Perform distributed training across multiple DSW instances using instance interconnection.
Prerequisites
-
Create multiple instances from a general computing resource group or Lingjun resource group in the same VPC.
-
Set the Internet access gateway for the resource group to Private Gateway.
-
Place all instances in the same cluster. Lingjun instances and general computing resource instances cannot interconnect.
-
Some instance types support Remote Direct Memory Access (RDMA) or enhanced RDMA (eRDMA). For more information, see Default variables (pre-configured by the platform) and Limitations.
DSW and DLC provide the same RDMA/eRDMA features. For more information, see the DLC documentation.
Key features
-
DSW provides pre-configured, high-performance network environment variables optimized for different resources and network architectures.
-
For Lingjun resource instances, see Default variables (pre-configured by the platform).
-
For general computing resource instances, see Platform-preconfigured environment variables.
-
-
Use RDMA/eRDMA for interconnection on nodes that support it.
-
Interconnect instances using their instance IDs as DNS domain names.

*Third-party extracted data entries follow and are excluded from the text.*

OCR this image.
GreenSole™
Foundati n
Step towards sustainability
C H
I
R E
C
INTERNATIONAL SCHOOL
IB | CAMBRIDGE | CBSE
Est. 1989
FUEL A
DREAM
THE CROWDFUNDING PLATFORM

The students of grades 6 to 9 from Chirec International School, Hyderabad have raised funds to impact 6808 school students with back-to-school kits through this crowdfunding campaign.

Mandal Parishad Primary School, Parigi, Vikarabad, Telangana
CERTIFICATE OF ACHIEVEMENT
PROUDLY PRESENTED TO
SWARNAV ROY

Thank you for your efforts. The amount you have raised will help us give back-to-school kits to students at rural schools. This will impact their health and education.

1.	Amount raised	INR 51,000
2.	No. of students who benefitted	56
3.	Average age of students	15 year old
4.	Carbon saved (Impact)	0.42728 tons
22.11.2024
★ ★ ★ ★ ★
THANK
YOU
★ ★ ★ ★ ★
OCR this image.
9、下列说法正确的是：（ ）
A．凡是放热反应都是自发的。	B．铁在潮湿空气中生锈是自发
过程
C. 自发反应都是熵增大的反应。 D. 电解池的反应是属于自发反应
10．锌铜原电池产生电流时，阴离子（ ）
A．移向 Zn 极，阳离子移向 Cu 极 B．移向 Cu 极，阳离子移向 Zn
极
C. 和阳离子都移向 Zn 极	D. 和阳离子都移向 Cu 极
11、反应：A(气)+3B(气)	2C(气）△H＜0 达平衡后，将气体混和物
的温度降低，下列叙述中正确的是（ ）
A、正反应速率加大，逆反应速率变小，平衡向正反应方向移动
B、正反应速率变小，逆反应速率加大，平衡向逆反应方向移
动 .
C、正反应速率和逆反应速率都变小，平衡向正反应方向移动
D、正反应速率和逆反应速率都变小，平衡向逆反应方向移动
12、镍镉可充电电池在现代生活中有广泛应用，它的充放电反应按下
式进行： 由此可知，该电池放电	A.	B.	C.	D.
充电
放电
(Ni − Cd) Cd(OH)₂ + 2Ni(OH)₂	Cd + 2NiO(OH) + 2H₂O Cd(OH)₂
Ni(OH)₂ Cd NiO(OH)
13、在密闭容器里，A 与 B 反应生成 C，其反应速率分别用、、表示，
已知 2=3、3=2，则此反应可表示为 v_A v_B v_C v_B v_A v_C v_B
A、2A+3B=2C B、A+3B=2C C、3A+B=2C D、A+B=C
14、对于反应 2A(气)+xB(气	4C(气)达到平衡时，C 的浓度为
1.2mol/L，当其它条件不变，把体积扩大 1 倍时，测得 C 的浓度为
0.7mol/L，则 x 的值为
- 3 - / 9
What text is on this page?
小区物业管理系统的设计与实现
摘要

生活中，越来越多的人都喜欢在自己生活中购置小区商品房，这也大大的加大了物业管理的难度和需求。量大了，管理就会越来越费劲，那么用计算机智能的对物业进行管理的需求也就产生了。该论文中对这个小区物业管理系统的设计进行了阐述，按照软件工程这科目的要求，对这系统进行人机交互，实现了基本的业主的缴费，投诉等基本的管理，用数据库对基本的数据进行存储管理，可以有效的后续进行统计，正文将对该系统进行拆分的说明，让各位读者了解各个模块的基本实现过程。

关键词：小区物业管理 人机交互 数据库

These features enable distributed task development and debugging across multiple machines and GPUs.
Steps
-
Use DSW instance cloning to start the required number of instances with identical environments.
-
(Optional) Install the RDMA/eRDMA library.
-
For Lingjun resources, use an image that contains RDMA. For more information, see Configure an image.
-
For general computing resources, follow the instructions in Install eRDMA library.
-
-
Test network connectivity by running
pingwith the target instance ID. For example:ping dsw-l28wnjdlyzj*********. -
Configure and debug distributed tasks using your chosen distributed framework.